Thursday, June 6, 2013

The magic of nine months

Disclaimer:  I am going to speak for everyone with grown children in the post which follows. I shouldn't. But I had to choose between being a know-it-all or starting every paragraph with the passive, more sensitive "It's been my experience" and that will just make you tired.  Herewith...

It's been about nine months since many of us dropped off a college freshman,  then went home to store seasonal clothes, books, and extra linen in their rooms. By now, many of us are meeting the people they became in this near year apart. 

Few things change a young adult like the first year in college.

You catch glimpses of it during the holidays, when they're home for the first time since the drop off.  Something's different. You're not quite sure what "it" is but you know it wasn't there before. They're a little wistful.  They hug you more. They smile easily. They seem peaceful. They keep you company when you're cooking and come into the living room where you're reading and say, "So, what's up?" 

Eventually you realize that the "it" is not a passing mood,  but maturity. Not maturity in the wash-their-own-clothes and make-their-own-meals sense.  Maturity in that, by now they have chosen to perform beyond their own expectations, or screw up magnificently, but have lived with the outcomes. Some that were affirming, others that led to consequences that you will learn about over some Thanksgiving dinner many years from now. 
It can be an awkward little dance we do at the start of this first summer back at home. We don't want to enforce curfews or nag them to eat better or tell them when to get up. We're not those parents anymore. We're more like the aunt and uncle they were always particularly fond of.  Encouraging, supportive and special like parents, but no longer the factor in their decision making that we used to be.  
They don't need rules but they may want advice. They look at us when we're speaking. They disagree with tact, even humor. They respect our space and our changed lives. And, they answer to themselves; not to flaunt their new authority over their choices, but because they know more about the cause and effect of choice.
There was always a unique and fleeting moment in the reorientation to our children, after they traveled away, grew up and came back and it was in observing them as others might. The ones who didn't actually raise them. 

You know them well, you love them like you always did, you're still as proud of what they've achieved. But in that moment, you realize who they have chosen to become, and what they expect to achieve - under their own influence.           
There is a certain equality that we approach with our children after they leave for college, and all of us have had a chance to stretch our lives, broaden our roles, pursue new projects.  We see what they've accomplished ,with nobody clicking on the lights, opening the shade and saying "time to get up." They begin to notice what we do that has nothing to do with parenting.
"Update your blog," said my daughter recently.
"Where are you on the novel?" asked my son a month ago.           

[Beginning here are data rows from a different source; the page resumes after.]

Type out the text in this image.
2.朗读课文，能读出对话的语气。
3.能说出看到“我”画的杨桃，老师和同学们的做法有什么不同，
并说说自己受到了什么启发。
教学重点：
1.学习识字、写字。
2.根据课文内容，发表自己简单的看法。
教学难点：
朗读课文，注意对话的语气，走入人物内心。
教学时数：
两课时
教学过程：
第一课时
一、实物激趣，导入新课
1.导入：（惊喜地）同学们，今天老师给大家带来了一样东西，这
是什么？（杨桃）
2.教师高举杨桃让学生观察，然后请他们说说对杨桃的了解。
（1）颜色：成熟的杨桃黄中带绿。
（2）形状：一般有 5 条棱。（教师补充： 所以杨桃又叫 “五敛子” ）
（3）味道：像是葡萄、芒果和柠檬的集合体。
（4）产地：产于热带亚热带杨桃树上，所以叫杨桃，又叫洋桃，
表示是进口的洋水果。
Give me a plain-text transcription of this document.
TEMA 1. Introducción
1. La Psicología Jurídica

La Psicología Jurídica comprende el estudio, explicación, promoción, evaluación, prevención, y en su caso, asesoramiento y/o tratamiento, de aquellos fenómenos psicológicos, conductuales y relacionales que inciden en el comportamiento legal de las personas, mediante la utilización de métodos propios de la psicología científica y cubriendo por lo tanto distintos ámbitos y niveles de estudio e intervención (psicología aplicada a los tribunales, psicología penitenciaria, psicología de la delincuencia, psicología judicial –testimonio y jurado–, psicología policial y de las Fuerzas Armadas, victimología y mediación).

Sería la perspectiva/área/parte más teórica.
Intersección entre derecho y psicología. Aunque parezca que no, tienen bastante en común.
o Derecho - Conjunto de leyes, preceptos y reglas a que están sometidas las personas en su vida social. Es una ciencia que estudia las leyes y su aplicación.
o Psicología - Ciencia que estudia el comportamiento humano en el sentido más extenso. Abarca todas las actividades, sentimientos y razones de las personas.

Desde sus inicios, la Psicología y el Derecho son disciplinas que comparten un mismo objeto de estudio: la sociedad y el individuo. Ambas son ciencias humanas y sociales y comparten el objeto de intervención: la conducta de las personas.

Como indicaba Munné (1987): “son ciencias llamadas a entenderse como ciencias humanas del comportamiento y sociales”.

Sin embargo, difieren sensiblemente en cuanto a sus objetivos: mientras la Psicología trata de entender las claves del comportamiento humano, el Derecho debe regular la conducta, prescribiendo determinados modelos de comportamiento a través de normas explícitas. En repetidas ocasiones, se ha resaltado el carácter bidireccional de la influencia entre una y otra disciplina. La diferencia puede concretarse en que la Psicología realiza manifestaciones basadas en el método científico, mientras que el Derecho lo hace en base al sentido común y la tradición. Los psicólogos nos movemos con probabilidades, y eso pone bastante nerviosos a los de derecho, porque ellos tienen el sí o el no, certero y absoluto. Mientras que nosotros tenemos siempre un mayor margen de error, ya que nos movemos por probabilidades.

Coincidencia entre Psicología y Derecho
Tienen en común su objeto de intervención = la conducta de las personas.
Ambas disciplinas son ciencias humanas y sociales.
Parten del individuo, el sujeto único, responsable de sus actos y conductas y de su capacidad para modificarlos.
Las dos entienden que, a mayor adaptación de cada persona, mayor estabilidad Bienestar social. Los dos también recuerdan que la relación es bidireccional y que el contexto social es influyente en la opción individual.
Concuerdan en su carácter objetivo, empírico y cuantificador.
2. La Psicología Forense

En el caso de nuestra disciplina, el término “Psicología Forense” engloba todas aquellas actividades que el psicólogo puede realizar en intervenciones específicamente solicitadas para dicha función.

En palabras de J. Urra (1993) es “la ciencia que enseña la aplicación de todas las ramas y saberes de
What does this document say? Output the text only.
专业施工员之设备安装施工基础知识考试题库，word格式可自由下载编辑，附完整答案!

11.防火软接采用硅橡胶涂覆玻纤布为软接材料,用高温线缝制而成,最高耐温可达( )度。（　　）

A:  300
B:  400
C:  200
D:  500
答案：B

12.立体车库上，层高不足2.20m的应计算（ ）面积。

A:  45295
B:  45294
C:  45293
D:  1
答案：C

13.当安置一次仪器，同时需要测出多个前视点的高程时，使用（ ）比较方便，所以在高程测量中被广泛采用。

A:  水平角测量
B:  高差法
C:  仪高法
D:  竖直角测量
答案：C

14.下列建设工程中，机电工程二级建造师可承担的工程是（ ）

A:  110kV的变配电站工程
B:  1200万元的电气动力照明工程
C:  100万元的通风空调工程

It's lovely, surprising, and a little poetic the way our children come into our lives a new person, for the second time,  after only nine months.

It's kind of magical.

Welcome back, kids.


  1. It is pretty amazing to watch them become adults, isn't it! My only question is, what did you do with all the stuff you stored in their rooms? Did you have to move it some place else? :)

  2. Amazing it is Sharon. As for the stuff,I moved it into a remote corner until he leaves again. I'm not sure I had to. There's a good chance he wouldn't have noticed it :)

  3. This is such a hard and monumental transition to describe, you have done it beautifully.

  4. Lisa, you're right, much easier to observe than articulate. Thank you for that very nice compliment.

  5. You did say this beautifully. My daughter came home from her freshman year 2 weeks ago, and it's definitely been a transition for everyone in the house. On the other hand, she really has grown into such an amazing person in that time. I enjoy getting to know her as an adult - she's like my new best friend. I'm also looking at this summer as perhaps the last year she will be home. In August she is going back to college, and she already has an apartment lined up. As much as I want to cry because my baby is no longer a baby, I am so proud of her and happy for her starting a new life (in NYC!).